O concurso era apetecível. Com uma localização privilegiada, no centro da cidade e com acesso directo à praia, as duas habitações contam com uma extensa área envolvente e um court de ténis. Por toda a região existem várias casas do governo — que estão também a ser concessionadas para turismo — que eram utilizadas pela população para pequenos períodos de férias, mediante um pagamento simbólico (dez a 20 euros por dia) para as despesas de manutenção. Bastava inscrever-se e aguardar pela oportunidade.

Algumas, as mais bem localizadas, contavam com uma longa lista de espera, mas as do Porto Santo estavam vedadas aos madeirenses, principalmente em Agosto e na Páscoa, quando Jardim levava a família para aquela ilha.

O ex-presidente inicialmente nada pagava. Depois, assumiu que as férias custavam dez euros por mês, valor que duplicou nos anos mais recentes. A justificação é que estava no Porto Santo a trabalhar, e como optava por não ir para um hotel, ainda estava a poupar dinheiro aos cofres regionais.

Mas as manhãs eram tudo menos de trabalho.

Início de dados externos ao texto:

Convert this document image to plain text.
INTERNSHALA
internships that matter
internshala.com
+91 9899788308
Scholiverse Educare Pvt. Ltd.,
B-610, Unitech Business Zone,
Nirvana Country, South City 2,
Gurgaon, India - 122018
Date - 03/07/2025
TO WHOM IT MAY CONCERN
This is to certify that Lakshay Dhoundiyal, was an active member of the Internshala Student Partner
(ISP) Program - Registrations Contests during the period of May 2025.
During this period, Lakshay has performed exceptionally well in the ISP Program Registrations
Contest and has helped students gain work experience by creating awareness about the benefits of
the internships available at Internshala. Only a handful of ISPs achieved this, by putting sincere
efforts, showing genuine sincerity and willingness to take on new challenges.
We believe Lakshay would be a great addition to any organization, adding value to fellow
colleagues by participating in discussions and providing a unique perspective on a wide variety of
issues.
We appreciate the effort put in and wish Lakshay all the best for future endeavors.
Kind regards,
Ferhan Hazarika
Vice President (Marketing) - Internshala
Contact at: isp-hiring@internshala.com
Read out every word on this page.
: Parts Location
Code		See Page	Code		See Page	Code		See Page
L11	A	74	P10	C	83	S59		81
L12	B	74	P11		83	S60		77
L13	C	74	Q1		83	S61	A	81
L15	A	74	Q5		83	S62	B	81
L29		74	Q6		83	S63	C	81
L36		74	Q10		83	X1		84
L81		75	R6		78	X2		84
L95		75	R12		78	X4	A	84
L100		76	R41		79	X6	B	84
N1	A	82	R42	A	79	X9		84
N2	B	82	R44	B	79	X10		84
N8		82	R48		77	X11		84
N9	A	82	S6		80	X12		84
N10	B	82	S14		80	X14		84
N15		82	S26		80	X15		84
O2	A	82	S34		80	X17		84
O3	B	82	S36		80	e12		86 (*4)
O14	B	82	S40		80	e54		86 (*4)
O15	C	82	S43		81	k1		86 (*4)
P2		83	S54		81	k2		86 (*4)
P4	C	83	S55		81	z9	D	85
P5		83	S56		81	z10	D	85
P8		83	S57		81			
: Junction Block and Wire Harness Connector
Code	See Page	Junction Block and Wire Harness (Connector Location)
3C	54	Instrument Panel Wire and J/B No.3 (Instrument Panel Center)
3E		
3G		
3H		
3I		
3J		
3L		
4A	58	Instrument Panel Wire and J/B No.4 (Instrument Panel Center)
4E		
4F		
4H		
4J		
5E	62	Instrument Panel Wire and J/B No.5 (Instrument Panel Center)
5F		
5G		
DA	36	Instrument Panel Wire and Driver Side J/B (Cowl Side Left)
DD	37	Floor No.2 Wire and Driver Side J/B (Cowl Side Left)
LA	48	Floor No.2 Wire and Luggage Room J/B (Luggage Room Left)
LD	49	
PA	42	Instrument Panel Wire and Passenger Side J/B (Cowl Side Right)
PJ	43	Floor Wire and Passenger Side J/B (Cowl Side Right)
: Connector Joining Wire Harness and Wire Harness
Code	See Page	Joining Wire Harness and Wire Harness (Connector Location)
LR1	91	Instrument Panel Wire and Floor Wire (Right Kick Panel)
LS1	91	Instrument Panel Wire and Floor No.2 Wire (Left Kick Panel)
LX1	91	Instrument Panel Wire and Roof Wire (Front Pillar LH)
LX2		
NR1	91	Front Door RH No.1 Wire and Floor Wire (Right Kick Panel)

Os tradicionais passeios matinais de Jardim pela praia, sempre acompanhado por jornalistas, amigos e membros do governo mais próximos, eram mais lazer. Uma oportunidade para comentar a actualidade política nacional, alimentando a silly season da imprensa local, e muitas vezes a nacional, com polémicas e ataques a Lisboa.

A caminhada terminava invariavelmente num bar da praia, onde, entre petiscos e cervejas, lá saíam mais declarações polémicas. O passeio era já uma atracção, com turistas continentais, no advento das selfies, a não perderem a oportunidade de se fotografar com Jardim.

Desde que deixou a presidência do arquipélago, acabaram-se os passeios pelo areal e as “datchas” têm estado fechadas.